Most people think that the “cost per square foot” of a house is one of the best ways to determine whether it’s a good value. New home builders have to deal with this every day, and the truth is typically not what the client wants to hear.

How much - cost per square foot

So, how much will my house cost per square foot?

Usually, there are several items that drive up the actual price:

The level of design,
The level of finishes,
The location and easy access to your building site.

With no knowledge of all of those factors, it’s always tough to give square footage cost.

Estimates are provided to future homeowners dependent on what builders are going to charge approximately on the “per sq.foot” basis. This “cost per square foot” is far from the final price. Nevertheless, to the customer, it gives the indication of what the cost of their new home is going to be.

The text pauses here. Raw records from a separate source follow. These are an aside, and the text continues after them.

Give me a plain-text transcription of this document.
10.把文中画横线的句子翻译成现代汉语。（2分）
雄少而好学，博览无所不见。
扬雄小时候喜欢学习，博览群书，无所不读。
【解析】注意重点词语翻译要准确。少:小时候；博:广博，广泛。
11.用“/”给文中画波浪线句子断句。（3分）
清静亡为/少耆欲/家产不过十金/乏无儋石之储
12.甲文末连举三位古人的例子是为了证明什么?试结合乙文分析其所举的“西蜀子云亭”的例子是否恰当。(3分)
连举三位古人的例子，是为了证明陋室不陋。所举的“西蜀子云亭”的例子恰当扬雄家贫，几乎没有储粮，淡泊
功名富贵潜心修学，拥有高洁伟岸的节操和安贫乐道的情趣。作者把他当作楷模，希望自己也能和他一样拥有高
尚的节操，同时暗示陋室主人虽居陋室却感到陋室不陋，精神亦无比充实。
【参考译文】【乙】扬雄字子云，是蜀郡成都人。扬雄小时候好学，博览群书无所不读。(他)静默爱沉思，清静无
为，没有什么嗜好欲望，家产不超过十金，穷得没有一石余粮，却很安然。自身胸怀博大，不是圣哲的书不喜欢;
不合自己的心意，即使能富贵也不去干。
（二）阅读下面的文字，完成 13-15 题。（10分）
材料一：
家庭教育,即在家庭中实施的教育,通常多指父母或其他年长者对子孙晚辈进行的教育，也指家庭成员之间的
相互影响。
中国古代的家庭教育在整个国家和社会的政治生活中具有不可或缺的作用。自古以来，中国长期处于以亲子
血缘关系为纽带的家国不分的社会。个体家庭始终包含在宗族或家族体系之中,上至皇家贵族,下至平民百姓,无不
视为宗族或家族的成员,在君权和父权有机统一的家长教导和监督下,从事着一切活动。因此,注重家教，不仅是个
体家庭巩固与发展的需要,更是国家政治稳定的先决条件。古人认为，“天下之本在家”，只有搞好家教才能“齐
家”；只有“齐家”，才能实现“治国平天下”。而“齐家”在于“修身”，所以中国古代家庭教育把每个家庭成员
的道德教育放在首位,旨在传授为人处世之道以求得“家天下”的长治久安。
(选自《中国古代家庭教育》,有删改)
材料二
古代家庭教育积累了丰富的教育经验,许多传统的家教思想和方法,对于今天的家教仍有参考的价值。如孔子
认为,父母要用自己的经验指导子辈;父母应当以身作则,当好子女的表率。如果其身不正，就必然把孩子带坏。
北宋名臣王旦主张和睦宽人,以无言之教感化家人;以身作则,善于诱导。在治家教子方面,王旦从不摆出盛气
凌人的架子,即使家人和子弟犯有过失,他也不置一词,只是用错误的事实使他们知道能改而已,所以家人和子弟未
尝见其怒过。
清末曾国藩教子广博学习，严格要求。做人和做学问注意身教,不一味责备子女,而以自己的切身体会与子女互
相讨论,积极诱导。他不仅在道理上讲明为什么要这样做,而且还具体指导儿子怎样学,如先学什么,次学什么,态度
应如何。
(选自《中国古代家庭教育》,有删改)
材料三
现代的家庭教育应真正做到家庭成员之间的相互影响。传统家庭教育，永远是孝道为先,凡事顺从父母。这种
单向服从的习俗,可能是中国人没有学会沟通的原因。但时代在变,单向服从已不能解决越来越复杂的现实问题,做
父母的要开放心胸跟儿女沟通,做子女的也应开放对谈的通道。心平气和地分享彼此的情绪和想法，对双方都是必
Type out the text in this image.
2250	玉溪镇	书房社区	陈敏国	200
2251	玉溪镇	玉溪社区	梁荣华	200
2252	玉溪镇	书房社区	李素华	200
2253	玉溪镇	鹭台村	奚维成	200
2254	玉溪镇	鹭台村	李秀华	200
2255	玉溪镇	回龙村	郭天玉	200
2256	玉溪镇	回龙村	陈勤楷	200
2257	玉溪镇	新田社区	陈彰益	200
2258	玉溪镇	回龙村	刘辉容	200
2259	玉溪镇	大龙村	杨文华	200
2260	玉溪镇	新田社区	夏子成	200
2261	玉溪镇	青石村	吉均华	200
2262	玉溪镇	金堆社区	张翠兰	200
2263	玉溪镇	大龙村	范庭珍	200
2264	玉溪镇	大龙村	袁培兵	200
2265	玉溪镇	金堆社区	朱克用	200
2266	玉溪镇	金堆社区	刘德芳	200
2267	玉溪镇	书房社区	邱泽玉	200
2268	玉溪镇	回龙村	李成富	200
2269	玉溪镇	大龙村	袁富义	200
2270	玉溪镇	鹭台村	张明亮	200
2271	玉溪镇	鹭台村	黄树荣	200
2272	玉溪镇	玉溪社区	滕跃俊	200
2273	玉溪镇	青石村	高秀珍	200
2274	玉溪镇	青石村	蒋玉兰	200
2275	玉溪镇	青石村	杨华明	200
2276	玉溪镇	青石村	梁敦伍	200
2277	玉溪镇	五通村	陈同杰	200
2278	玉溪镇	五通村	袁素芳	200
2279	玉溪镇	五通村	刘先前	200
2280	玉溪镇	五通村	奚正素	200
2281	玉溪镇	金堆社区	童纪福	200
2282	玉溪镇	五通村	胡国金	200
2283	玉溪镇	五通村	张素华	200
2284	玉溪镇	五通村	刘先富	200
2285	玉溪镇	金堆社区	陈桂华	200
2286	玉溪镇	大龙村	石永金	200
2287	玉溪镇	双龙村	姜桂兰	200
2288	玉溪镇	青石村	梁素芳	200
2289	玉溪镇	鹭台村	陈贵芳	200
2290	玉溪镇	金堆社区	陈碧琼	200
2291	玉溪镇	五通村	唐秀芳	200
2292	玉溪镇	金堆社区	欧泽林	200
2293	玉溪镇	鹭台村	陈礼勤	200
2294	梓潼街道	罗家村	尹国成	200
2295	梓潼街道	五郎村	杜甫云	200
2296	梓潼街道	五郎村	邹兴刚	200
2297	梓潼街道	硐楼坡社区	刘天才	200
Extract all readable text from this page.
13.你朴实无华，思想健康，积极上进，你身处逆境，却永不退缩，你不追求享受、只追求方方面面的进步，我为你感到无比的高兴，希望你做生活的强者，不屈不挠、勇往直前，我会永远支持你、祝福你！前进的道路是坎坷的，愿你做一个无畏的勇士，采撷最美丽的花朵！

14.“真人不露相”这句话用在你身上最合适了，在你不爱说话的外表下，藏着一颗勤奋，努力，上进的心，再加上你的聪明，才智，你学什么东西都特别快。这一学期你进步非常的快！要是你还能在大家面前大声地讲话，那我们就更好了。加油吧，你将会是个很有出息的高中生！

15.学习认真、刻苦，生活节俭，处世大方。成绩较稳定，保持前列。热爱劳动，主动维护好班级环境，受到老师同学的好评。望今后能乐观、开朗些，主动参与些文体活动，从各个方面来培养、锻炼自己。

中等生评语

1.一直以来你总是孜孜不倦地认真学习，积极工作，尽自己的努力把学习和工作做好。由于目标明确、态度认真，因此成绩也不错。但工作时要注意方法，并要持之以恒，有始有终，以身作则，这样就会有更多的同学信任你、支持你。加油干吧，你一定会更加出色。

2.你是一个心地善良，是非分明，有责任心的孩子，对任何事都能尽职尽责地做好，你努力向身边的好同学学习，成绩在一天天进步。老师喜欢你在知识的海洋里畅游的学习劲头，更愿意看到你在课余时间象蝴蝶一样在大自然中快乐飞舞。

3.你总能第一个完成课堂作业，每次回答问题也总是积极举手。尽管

How Does the “Price Per Square Foot” Assist In Determining Worth?

In short, it doesn’t. You can’t take the average price-per-square-foot and multiply it by the square footage of the home you are buying. It doesn’t work that way. The pricing per-square-foot merely gives you average or median ranges; it shows you trends. It can’t compute the value.

All of the following variables will inevitably affect the final cost of the house:

1. Municipal Costs and Services and Regional Building Permit Costs:

Acreage that’s never been built on may be governed by development fees, lot levies, school levies and also there are always building permit expenses to take into consideration.

The cost of water and also sewer connections, electrical together with natural gas hookups all need to be thought of. Building permits are essential for new construction, temporary buildings as well as for modifications to the pre-existing structure.

You should take a look at building requirements with Town staff before commencing a project. The price tag on building permits is dependent upon the nature and scope of the work being carried out.

Quality workmanship isn’t cheap.

To quote a lower cost, a builder can opt to hire the low-bid carpenter, plumber or drywaller on your home. The value of caring craftsmen shows up when you have annoying air leaks around your new windows, doors that close by themselves or poor water pressure in your master bathroom.

2. Building Site

Site requirements influence the price. One of the initial concerns is an amount of working room. Is there space on the site to hold excessive dirt, materials along with equipment? Is this site flat and does it slope? The answer to which will cost more is apparent.

Tree shielding can also be an issue in lots of municipalities and the existence of a big tree that should be preserved impacts on the amount of available work area around it.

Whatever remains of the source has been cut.